Why Hath Thou Forsaken Us?

“‘There is a growing feeling among conservatives that the only way to cure the problem is for Republicans to lose the Congressional elections this fall,’ said Richard Viguerie, a conservative direct-mail pioneer.” More trouble for the GOP: The Christian Right looks ready to desert the party in 2006 unless “Congress does more to oppose same-sex marriage, obscenity and abortion.” “‘I can’t tell you how much anger there is at the Republican leadership,’ Mr. Viguerie said. ‘I have never seen anything like it.’” And November’s perfect storm blows stronger…

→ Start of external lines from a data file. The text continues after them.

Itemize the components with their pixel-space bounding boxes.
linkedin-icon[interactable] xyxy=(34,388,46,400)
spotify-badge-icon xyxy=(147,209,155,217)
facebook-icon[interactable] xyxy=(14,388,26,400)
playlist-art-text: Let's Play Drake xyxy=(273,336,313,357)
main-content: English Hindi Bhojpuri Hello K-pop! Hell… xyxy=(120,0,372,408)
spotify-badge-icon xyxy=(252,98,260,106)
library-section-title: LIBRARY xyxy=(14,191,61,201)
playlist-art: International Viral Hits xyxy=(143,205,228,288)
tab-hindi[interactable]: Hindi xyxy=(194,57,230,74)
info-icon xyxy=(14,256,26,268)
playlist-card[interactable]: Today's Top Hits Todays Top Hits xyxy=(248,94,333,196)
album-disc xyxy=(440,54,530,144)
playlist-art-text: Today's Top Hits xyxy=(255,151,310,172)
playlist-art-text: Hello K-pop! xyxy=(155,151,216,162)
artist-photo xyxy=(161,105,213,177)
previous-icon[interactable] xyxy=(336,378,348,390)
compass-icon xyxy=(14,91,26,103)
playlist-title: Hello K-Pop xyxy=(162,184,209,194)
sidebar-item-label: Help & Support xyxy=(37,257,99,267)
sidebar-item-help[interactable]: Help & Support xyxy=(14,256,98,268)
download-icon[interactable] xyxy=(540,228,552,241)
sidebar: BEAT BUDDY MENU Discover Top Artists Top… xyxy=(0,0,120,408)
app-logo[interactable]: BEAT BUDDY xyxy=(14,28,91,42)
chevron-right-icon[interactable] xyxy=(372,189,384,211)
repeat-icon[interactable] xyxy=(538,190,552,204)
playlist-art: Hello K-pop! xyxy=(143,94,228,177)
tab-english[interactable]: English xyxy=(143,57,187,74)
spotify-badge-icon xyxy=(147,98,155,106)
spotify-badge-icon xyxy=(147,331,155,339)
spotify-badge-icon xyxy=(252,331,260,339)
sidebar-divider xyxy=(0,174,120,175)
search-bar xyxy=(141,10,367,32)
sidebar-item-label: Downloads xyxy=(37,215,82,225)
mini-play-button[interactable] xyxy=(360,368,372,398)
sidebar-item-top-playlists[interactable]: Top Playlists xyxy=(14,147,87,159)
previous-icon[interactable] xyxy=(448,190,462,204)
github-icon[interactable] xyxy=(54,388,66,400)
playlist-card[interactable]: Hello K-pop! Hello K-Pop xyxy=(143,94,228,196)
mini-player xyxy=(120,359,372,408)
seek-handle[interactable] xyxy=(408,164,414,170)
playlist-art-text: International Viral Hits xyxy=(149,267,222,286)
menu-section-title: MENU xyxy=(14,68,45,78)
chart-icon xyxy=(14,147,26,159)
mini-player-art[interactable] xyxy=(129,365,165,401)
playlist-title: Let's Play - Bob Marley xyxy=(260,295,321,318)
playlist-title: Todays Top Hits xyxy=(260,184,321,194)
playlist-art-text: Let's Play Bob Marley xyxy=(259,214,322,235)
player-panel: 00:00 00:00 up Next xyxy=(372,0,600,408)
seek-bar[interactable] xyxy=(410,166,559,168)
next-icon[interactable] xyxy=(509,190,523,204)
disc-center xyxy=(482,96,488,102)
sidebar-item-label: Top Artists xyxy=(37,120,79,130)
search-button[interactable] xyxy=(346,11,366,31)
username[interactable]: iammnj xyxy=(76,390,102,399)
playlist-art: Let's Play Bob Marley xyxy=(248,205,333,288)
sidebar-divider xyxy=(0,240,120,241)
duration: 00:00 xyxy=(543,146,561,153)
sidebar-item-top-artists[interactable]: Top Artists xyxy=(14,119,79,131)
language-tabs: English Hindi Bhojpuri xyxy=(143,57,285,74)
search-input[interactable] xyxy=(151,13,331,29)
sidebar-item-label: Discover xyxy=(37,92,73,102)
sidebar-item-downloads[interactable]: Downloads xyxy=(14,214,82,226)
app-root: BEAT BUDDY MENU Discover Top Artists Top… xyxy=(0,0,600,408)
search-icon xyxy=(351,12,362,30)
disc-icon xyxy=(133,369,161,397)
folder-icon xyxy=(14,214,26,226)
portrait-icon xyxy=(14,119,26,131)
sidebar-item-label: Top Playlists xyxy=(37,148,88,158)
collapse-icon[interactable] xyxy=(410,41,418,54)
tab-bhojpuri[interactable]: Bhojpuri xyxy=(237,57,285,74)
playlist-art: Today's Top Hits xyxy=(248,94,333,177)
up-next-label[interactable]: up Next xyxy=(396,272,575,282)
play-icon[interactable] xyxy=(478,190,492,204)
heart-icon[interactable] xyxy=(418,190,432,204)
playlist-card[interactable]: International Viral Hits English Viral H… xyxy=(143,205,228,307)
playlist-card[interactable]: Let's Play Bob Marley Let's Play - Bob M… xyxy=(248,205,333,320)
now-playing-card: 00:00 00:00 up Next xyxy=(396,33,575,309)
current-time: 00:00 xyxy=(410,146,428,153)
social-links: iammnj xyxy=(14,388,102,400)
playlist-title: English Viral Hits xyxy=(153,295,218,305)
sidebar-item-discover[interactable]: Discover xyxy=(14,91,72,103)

Where there’s smoke, there’s fire.

This is certainly not the first time that politics has trumped science at the FDA. Another recent example: the agency’s decision to block over-the-counter availability for emergency contraceptives in the face of overwhelming evidence that the treatment is safe and effective…From my standpoint as a doctor, the question is this: What do you do when federal agencies become so politicized that their recommendations can’t necessarily be trusted?” In Slate, pediatrician Sydney Spiesel begins to doubt the FDA’s credibility these days, particularly after their recent and apparently blatantly political decision against medicinal marijuana. “Marijuana as a medicine — whatever its risk and benefits are eventually determined to be — may turn out to be much less important than the question of whether we can count on agencies like the FDA to be honest in their dealings.

Dakota goes South.

Something wicked this way comes: Bucking to challenge Roe v. Wade in the Roberts court, the pro-life South Dakota legislature pass a bill outlawing abortion (with no exceptions therein for rape, incest, or non-fatal threats to the mother’s health), and it seems pro-life Gov. Mike Rounds will sign it. On the bright side, even many pro-lifers doubt the Dakota bill will pass constitutional muster — “‘If you’re just reading the law as it stands now, South Dakota’s law doesn’t really stand any chance under Roe or Casey . I have to agree with those who think it’s remote,’ said Chuck Donovan, executive vice president of the Family Research Council and a former lobbyist for the National Right to Life Committee.Update: Mississippi follows suit.

The Sam Alito Show.

Didn’t we just do this? Well, regardless, the Senate Confirmation hearings for Sam Alito are now underway. Given his dubious paper trail, his conflict-of-interest on the books, the recent disclosures about Dubya’s imperial pretensions and the possibility of a Dem filibuster, Sam “Scalito” Alito looks to have a tougher road ahead than John Roberts. But, who among the GOP, other than possibly Arlen Specter, might vote against him? Barring a Borkish meltdown before the Senate Judiciary, or, unlikelier still, an uprising over the issue of presidential power, I’d be surprised (but not at all dismayed) if Alito isn’t nominated to the bench, particularly with the public (slightly) behind him. That being said, having freakshow GOP pro-lifers like Sam Brownback and Tom Coburn froth at the mouth over Roe v. Wade probably isn’t doing Alito any favors in the court of public opinion. Update: Alito’s opening statement: Aw shucks, I’m just a humble, regular, working-class guy from Jersey, and in no way a scary conservative (although I do really dislike 60’s liberals.) Update 2: Slate‘s Dahlia Lithwick weighs in.

Scalito on the march.

“What can be made of this opportunity to advance the goals of bringing about the eventual overruling of Roe v. Wade and, in the meantime, of mitigating its effects?” He may be on the political back-burner until next month; nevertheless, Sam Alito’s nomination grows increasingly troubling, with word of another rabidly pro-life paper trail in his past which, like his conflicts of interest, he has heretofore failed to disclose.